Rejected Alternatives:

  • Manual systemd services
  • VM sprawl

Decision 011 — Stability Over Novelty

Decision:
Stable, boring technology is preferred over cutting-edge features.

Rationale:
This is a house, not a demo lab.

Implications:

  • No beta firmware in production
  • Upgrades planned, not impulsive
  • If it works, it stays

Rejected Alternatives:

  • Feature-chasing
  • Experimental integrations in core systems

Decision 012 — Failure Must Be Predictable

Decision:
Every automation must have an understood failure mode.

Rationale:
Unpredictable systems erode trust.

Implications:

  • Automations fail “dark and quiet”
  • No cascading dependencies
  • No automation required for safety-critical behavior

Rejected Alternatives:

  • Hard dependencies between unrelated systems

Decision 013 — Reverse Proxy & Subdomain Ingress

Decision:
All external access terminates at Nginx Proxy Manager (NPM) with name-based routing on the Docker network. Private services do not expose host ports.

Rationale:
Centralized TLS, clean domain model, least-privilege exposure, and simpler recovery.
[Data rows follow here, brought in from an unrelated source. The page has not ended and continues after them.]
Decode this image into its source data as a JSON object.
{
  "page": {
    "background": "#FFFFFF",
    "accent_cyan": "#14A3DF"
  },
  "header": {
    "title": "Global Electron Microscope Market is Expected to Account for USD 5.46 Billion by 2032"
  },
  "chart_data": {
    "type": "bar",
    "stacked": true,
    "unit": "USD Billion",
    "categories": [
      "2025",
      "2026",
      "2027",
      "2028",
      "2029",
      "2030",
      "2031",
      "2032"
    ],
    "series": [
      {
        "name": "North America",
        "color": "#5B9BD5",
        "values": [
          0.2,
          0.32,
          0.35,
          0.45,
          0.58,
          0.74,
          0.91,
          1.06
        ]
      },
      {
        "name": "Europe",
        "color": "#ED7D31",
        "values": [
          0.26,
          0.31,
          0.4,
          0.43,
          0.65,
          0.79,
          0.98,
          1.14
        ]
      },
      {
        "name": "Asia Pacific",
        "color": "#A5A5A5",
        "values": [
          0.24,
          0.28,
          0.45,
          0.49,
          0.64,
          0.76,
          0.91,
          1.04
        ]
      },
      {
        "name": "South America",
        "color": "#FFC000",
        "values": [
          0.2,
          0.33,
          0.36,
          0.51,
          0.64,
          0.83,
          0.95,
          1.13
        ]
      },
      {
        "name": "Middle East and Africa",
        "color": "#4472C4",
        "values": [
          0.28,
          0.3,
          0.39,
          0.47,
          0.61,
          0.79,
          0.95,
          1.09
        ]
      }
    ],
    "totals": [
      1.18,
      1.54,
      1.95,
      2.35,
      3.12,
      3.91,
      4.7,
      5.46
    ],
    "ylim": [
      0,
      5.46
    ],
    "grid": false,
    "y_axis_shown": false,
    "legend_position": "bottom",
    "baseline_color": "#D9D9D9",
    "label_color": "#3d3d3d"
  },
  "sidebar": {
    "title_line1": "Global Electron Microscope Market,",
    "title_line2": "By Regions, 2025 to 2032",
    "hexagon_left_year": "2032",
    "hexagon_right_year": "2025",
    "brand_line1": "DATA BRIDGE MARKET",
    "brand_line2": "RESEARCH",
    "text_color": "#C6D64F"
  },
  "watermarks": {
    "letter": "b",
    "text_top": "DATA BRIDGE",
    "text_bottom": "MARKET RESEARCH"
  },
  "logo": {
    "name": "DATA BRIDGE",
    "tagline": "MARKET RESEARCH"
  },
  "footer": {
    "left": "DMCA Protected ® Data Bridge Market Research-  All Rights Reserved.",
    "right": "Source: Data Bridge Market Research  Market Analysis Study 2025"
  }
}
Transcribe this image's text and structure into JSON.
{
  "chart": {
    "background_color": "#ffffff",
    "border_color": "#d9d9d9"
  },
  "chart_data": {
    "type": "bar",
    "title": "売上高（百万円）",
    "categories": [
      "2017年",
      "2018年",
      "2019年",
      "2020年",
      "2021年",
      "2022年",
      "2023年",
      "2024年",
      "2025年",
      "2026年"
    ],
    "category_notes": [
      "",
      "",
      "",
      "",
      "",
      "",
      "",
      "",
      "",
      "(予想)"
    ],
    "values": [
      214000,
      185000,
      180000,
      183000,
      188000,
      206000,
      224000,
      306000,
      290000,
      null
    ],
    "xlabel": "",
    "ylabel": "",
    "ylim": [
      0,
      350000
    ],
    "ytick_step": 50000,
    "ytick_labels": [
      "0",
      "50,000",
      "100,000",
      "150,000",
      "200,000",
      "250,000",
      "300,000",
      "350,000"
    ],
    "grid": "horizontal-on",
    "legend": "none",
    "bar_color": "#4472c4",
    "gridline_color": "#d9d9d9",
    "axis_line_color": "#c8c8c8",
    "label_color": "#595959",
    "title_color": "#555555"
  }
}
Avoids port collisions and accidental public exposure.

Implications:

  • Router forwards 80/443 → NPM only (no 3000/port pinholes)
  • Services attach to nginx-proxy_default; NPM forwards by container name
  • Subdomains map to services: teamlewis.co (portal), docs.teamlewis.co (docs), ai.teamlewis.co (Open WebUI), ha.teamlewis.co (Home Assistant), cam.teamlewis.co (NVR)
  • Remove host port mappings for private services (e.g., Open WebUI 8080 only)
  • Let’s Encrypt issued per host; Force SSL, HTTP/2, HSTS enabled

Rejected Alternatives:

  • Mixed host-port and reverse-proxy ingress
  • Wild west per-service random ports

Summary Principle

The system exists to disappear.

If users think about it, something has already gone wrong.

This document is authoritative.
Any future implementation that conflicts with these decisions must be revised or rejected.